What is 13th Stepping?

13th stepping is a term for when a person who has been in recovery for a year or more initiates a sexual relationship with an individual who is new to a 12-step program (usually having been in recovery for less than a year). In 12-step programs, this behavior is frowned upon because it can be dangerous for both individuals involved, especially the early recovery person, and it is important to be able to recognize the actions that can often be associated with one who is attempting to create a 13th step relationship.

Why is 13th Stepping Bad?

This type of relationship may not always be dangerous, but in many cases, it can seriously cause problems for the person who is new to the program. People who are just starting out in their recoveries need to focus on their sobriety as well as on their journey through the 12 steps, and when they begin focusing on a new relationship, this can cause them to be less concentrated on what is really important.

In addition, individuals who are new to recovery are often very fragile, and if the relationship doesn’t work out, as is often the case, the individual may turn back to substance abuse as a means of coping or use the failed relationship as an excuse to relapse.

13th Stepping

It’s inappropriate to start a romantic relationship with someone new to 12-step groups, as they are in a fragile stage of their recovery.

Some people who have been in 12-step groups for a long time may also prey on individuals who have not, telling them things that are untrue about the program in order to get them to do what they want or to easily obtain a sexual conquest. This is a reprehensible behavior that any 12-step program should attempt to discourage. Also, while some individuals can start relationships with those who have been in the program longer and still have it be beneficial, a person should never start a relationship of a sexual nature with their sponsor under any circumstances.

How Can I Avoid 13th Stepping?

According to the National Institute on Drug Abuse, AA and other 12-step programs are designed to “help people in recovery with abstinence and other healthy lifestyle goals” through community-level social support.

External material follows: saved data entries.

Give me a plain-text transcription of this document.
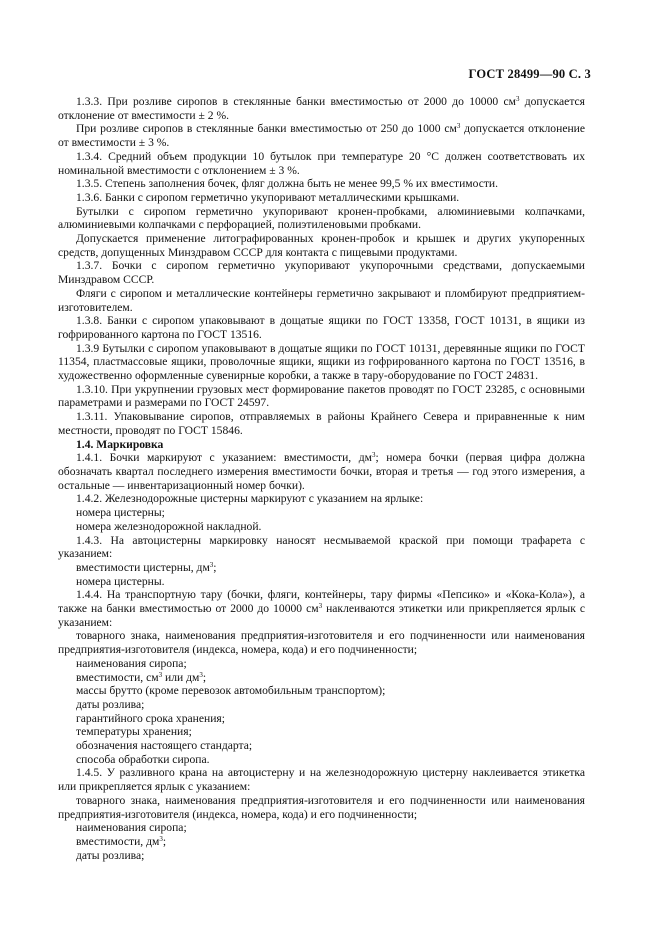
ГОСТ 28499—90 С. 3

1.3.3. При розливе сиропов в стеклянные банки вместимостью от 2000 до 10000 $см^3$ допускается отклонение от вместимости ± 2 %.

При розливе сиропов в стеклянные банки вместимостью от 250 до 1000 $см^3$ допускается отклонение от вместимости ± 3 %.

1.3.4. Средний объем продукции 10 бутылок при температуре 20 °С должен соответствовать их номинальной вместимости с отклонением ± 3 %.

1.3.5. Степень заполнения бочек, фляг должна быть не менее 99,5 % их вместимости.

1.3.6. Банки с сиропом герметично укупоривают металлическими крышками.

Бутылки с сиропом герметично укупоривают кронен-пробками, алюминиевыми колпачками, алюминиевыми колпачками с перфорацией, полиэтиленовыми пробками.

Допускается применение литографированных кронен-пробок и крышек и других укупоренных средств, допущенных Минздравом СССР для контакта с пищевыми продуктами.

1.3.7. Бочки с сиропом герметично укупоривают укупорочными средствами, допускаемыми Минздравом СССР.

Фляги с сиропом и металлические контейнеры герметично закрывают и пломбируют предприятием-изготовителем.

1.3.8. Банки с сиропом упаковывают в дощатые ящики по ГОСТ 13358, ГОСТ 10131, в ящики из гофрированного картона по ГОСТ 13516.

1.3.9 Бутылки с сиропом упаковывают в дощатые ящики по ГОСТ 10131, деревянные ящики по ГОСТ 11354, пластмассовые ящики, проволочные ящики, ящики из гофрированного картона по ГОСТ 13516, в художественно оформленные сувенирные коробки, а также в тару-оборудование по ГОСТ 24831.

1.3.10. При укрупнении грузовых мест формирование пакетов проводят по ГОСТ 23285, с основными параметрами и размерами по ГОСТ 24597.

1.3.11. Упаковывание сиропов, отправляемых в районы Крайнего Севера и приравненные к ним местности, проводят по ГОСТ 15846.

1.4. Маркировка

1.4.1. Бочки маркируют с указанием: вместимости, $дм^3$; номера бочки (первая цифра должна обозначать квартал последнего измерения вместимости бочки, вторая и третья — год этого измерения, а остальные — инвентаризационный номер бочки).

1.4.2. Железнодорожные цистерны маркируют с указанием на ярлыке:

номера цистерны;

номера железнодорожной накладной.

1.4.3. На автоцистерны маркировку наносят несмываемой краской при помощи трафарета с указанием:

вместимости цистерны, $дм^3$;

номера цистерны.

1.4.4. На транспортную тару (бочки, фляги, контейнеры, тару фирмы «Пепсико» и «Кока-Кола»), а также на банки вместимостью от 2000 до 10000 $см^3$ наклеиваются этикетки или прикрепляется ярлык с указанием:

товарного знака, наименования предприятия-изготовителя и его подчиненности или наименования предприятия-изготовителя (индекса, номера, кода) и его подчиненности;

наименования сиропа;

вместимости, $см^3$ или $дм^3$;

массы брутто (кроме перевозок автомобильным транспортом);

даты розлива;

гарантийного срока хранения;

температуры хранения;

обозначения настоящего стандарта;

способа обработки сиропа.

1.4.5. У разливного крана на автоцистерну и на железнодорожную цистерну наклеивается этикетка или прикрепляется ярлык с указанием:

товарного знака, наименования предприятия-изготовителя и его подчиненности или наименования предприятия-изготовителя (индекса, номера, кода) и его подчиненности;

наименования сиропа;

вместимости, $дм^3$;

даты розлива;
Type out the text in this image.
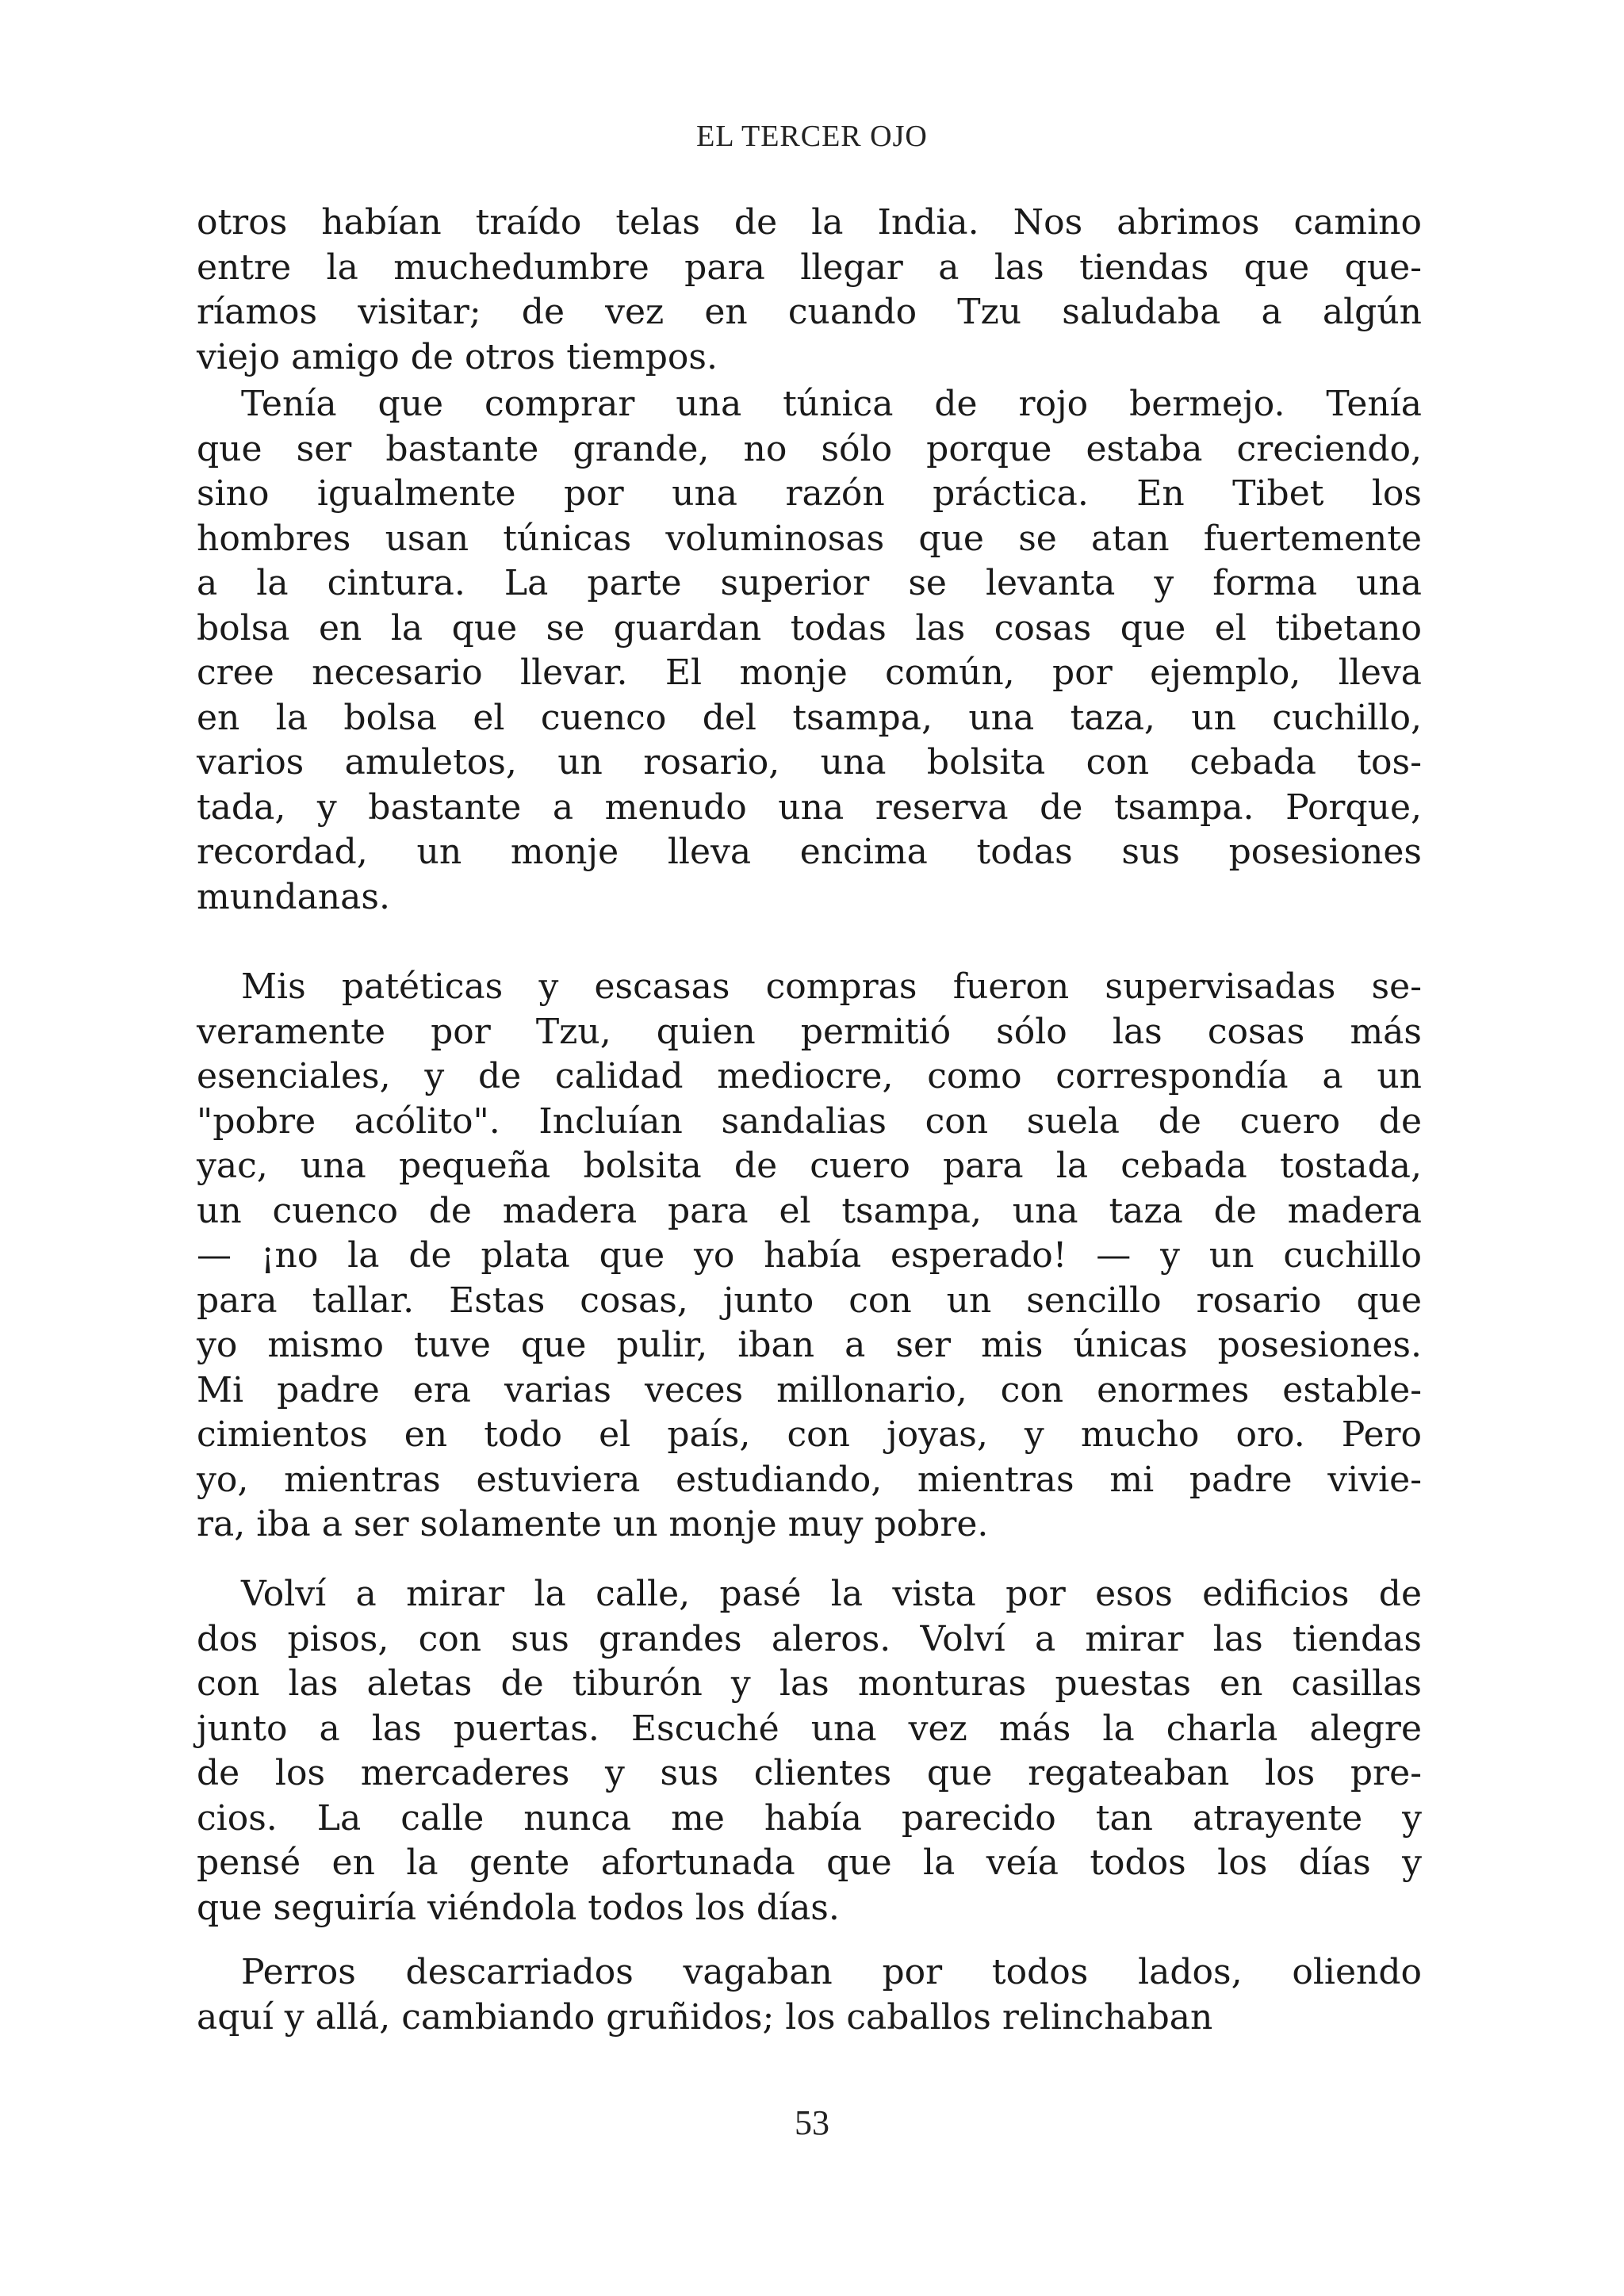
EL TERCER OJO
otros habían traído telas de la India. Nos abrimos camino
entre la muchedumbre para llegar a las tiendas que que-
ríamos visitar; de vez en cuando Tzu saludaba a algún
viejo amigo de otros tiempos.
Tenía que comprar una túnica de rojo bermejo. Tenía
que ser bastante grande, no sólo porque estaba creciendo,
sino igualmente por una razón práctica. En Tibet los
hombres usan túnicas voluminosas que se atan fuertemente
a la cintura. La parte superior se levanta y forma una
bolsa en la que se guardan todas las cosas que el tibetano
cree necesario llevar. El monje común, por ejemplo, lleva
en la bolsa el cuenco del tsampa, una taza, un cuchillo,
varios amuletos, un rosario, una bolsita con cebada tos-
tada, y bastante a menudo una reserva de tsampa. Porque,
recordad, un monje lleva encima todas sus posesiones
mundanas.
Mis patéticas y escasas compras fueron supervisadas se-
veramente por Tzu, quien permitió sólo las cosas más
esenciales, y de calidad mediocre, como correspondía a un
"pobre acólito". Incluían sandalias con suela de cuero de
yac, una pequeña bolsita de cuero para la cebada tostada,
un cuenco de madera para el tsampa, una taza de madera
— ¡no la de plata que yo había esperado! — y un cuchillo
para tallar. Estas cosas, junto con un sencillo rosario que
yo mismo tuve que pulir, iban a ser mis únicas posesiones.
Mi padre era varias veces millonario, con enormes estable-
cimientos en todo el país, con joyas, y mucho oro. Pero
yo, mientras estuviera estudiando, mientras mi padre vivie-
ra, iba a ser solamente un monje muy pobre.
Volví a mirar la calle, pasé la vista por esos edificios de
dos pisos, con sus grandes aleros. Volví a mirar las tiendas
con las aletas de tiburón y las monturas puestas en casillas
junto a las puertas. Escuché una vez más la charla alegre
de los mercaderes y sus clientes que regateaban los pre-
cios. La calle nunca me había parecido tan atrayente y
pensé en la gente afortunada que la veía todos los días y
que seguiría viéndola todos los días.
Perros descarriados vagaban por todos lados, oliendo
aquí y allá, cambiando gruñidos; los caballos relinchaban
53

One of the best ways you can avoid 13th stepping is to remember this and to attend meetings looking for help with your recovery, not for a romantic partner.

Other ways you can avoid those who could compromise your recovery––or to avoid doing so to anyone else––are to:

  • Make a promise to yourself not to date anyone for your first year of recovery.
  • Find a sponsor who is outside your romantic or sexual preference.
  • Speak to a sponsor if someone makes you feel uncomfortable with their flirtations or advances.
  • Pay attention to the way others are reacting to your flirtations or friendship; if you believe they want more than you do, be kind but direct.
  • Make sure you are secure in your sobriety before you consider dating someone, and also be certain that the other individual is as well.